The laboratory studies the cell biology of small DNA virus assembly with emphasis on:
In polyomavirus infected cells, virion assembly appears to take place at distinct "foci" within the nucleus termed PML-nuclear bodies. We are investigating the role of PML-NBs in polyomavirus assembly in mouse cells, and using cryo-EM to image these "virus factories." Virus assembly at these foci also appears to recruit cell DNA damage response proteins, which are essential for virus replication.
The polyomavirus capsid protein VP1 binds specific cell surface ganglioside molecules as a first step in infection. The engagement of these molecules results in a mitogenic signal that facilitates subsequent viral genomic replication. Each species of polyomavirus has a different ganglioside specificity, making VP1 an excellent reagent to study ganglioside signaling. These studies are enabled by the use of ganglioside-deficient cell lines that can be reconstituted with the ganglioside of choice.
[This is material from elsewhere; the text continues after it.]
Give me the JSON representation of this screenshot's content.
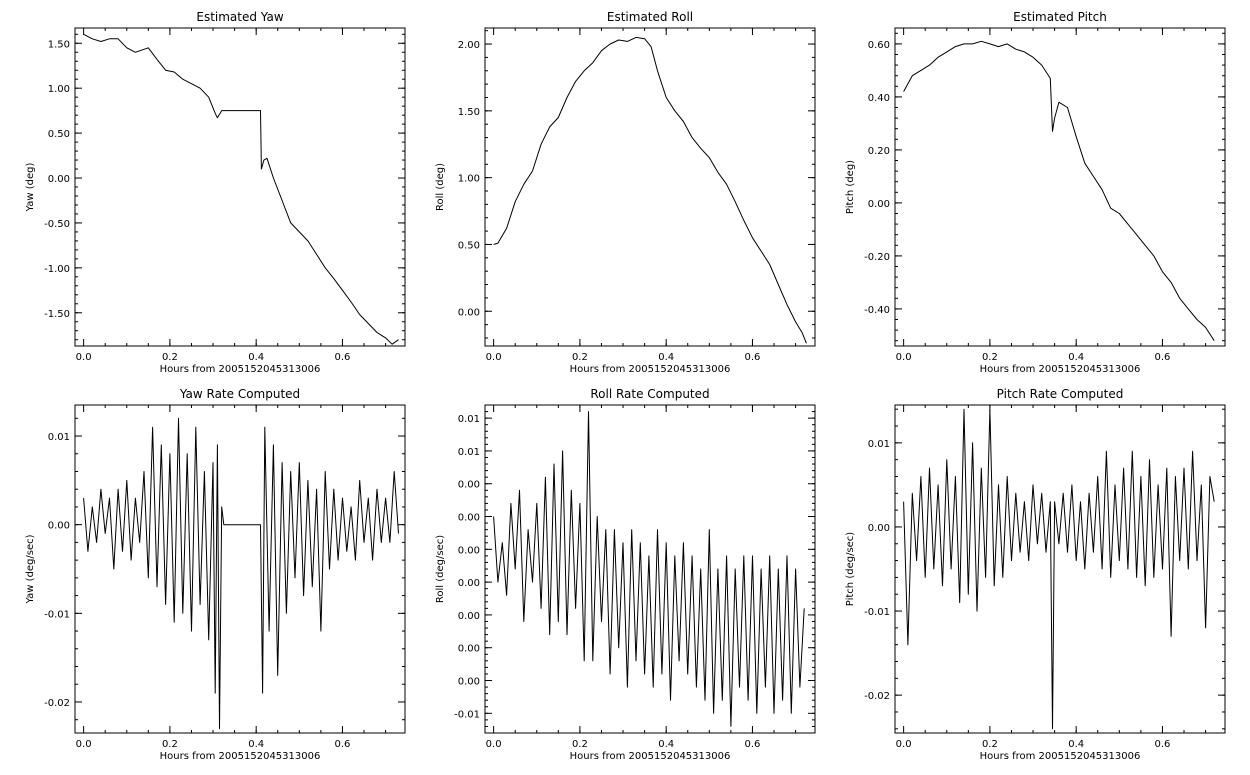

In addition to basic cell biology of virus infection, the laboratory is also pursuing translational research concerning the development of new human papillomavirus (HPV) vaccines. Infection with "high-risk" human papillomaviruses is associated with the subsequent development of cervical cancer. However, current vaccines are costly and thus unavailable to women in resource-poor areas of the world. We have found that the subunits (capsomeres) of the virus capsid are equivalent to the entire capsid in generating protective immunity in model animal systems. Capsomeres can be purified after expression in bacteria, and thus potentially offer a low cost alternative to the current vaccines. Capsomeres are now being optimized for GMP production, and human trials will be pursued in collaboration with industrial partners under the auspices of an NCI SPORE grant in Cervical Cancer.